Further, research and development expenses were down 4.3% year over year to $67 million.
Selling, general and administrative expenses were $185 million, up 9.5% year over year.
As of Mar 31, 2017, Dr. Reddy has 110 generic filings (107 abbreviated New Drug Applications (ANDAs) and three new drug applications) that are pending for the FDA approval. Of these 107 ANDAs, 63 were Para IV filings and 30 have first-to-file status.
For the full fiscal year, earnings came in at 91 cents down from $1.11 in fiscal 2016.
Revenues increased 0.8% to $2,181 million in fiscal 2017.
In fourth-quarter fiscal 2018, Dr. Reddy’s to and bottom line suffered a year-over-year decline. This was mainly due to continuing headwinds in the U.S markets and a temporary drop in sales in Russia in the fourth quarter, due to a shift in the channel purchasing pattern.

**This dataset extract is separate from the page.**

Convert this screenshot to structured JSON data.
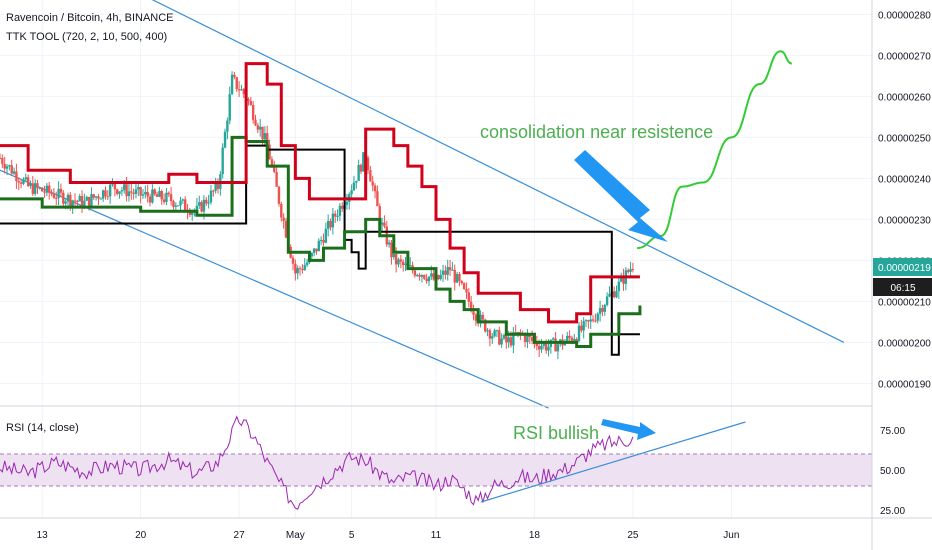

Looking ahead, the company plans to continue to work diligently on resolving pending regulatory issues. The company will also focus on accelerating new products to market and improving its approval process.
The company’s first-cycle NDA approval of high potency topical steroid Impoyz for the treatment of moderate to severe plaque psoriasis in patients 18 years of age or older is a significant milestone in the commercialization of its proprietary products pipeline.
Zacks Rank & Stocks to Consider
Dr. Reddy’s has a Zacks Rank #3 (Hold).
Some better-ranked stocks from the same space are Illumina, Inc. (ILMN - Free Report) , Ligand Pharmaceuticals (LGND - Free Report) , and Enanta Pharmaceuticals, Inc. (ENTA - Free Report) . While Illumina sports a Zacks Rank #1 (Strong Buy), Ligand and Enanta carry a Zacks Rank #2 (Buy).You can see the complete list of today’s Zacks #1 Rank stocks here.
Illumina’s earnings per share estimates have moved up from $4.60 to $4.84 for 2018 and from $5.34 to $5.57 for 2019 over the past 30 days. The company delivered a positive earnings surprise in all the trailing four quarters with an average beat of 23.17%. The stock has rallied 24% so far this year.
Ligand’s earnings per share estimates have been revised upward from $4.07 to $4.37 for 2018 over the past 60 days. The company came up with a positive earnings surprise in all of the trailing four quarters with an average beat of 31.79%. The company’s shares have rallied 36.7% year to date.
Enanta’s earnings per share estimates have moved north from 86 cents to $2.97 for 2018 over the past 30 days. The company pulled off a positive surprise in three of the last four quarters with an average beat of 372.02%. The stock has soared 71.3% so far this year.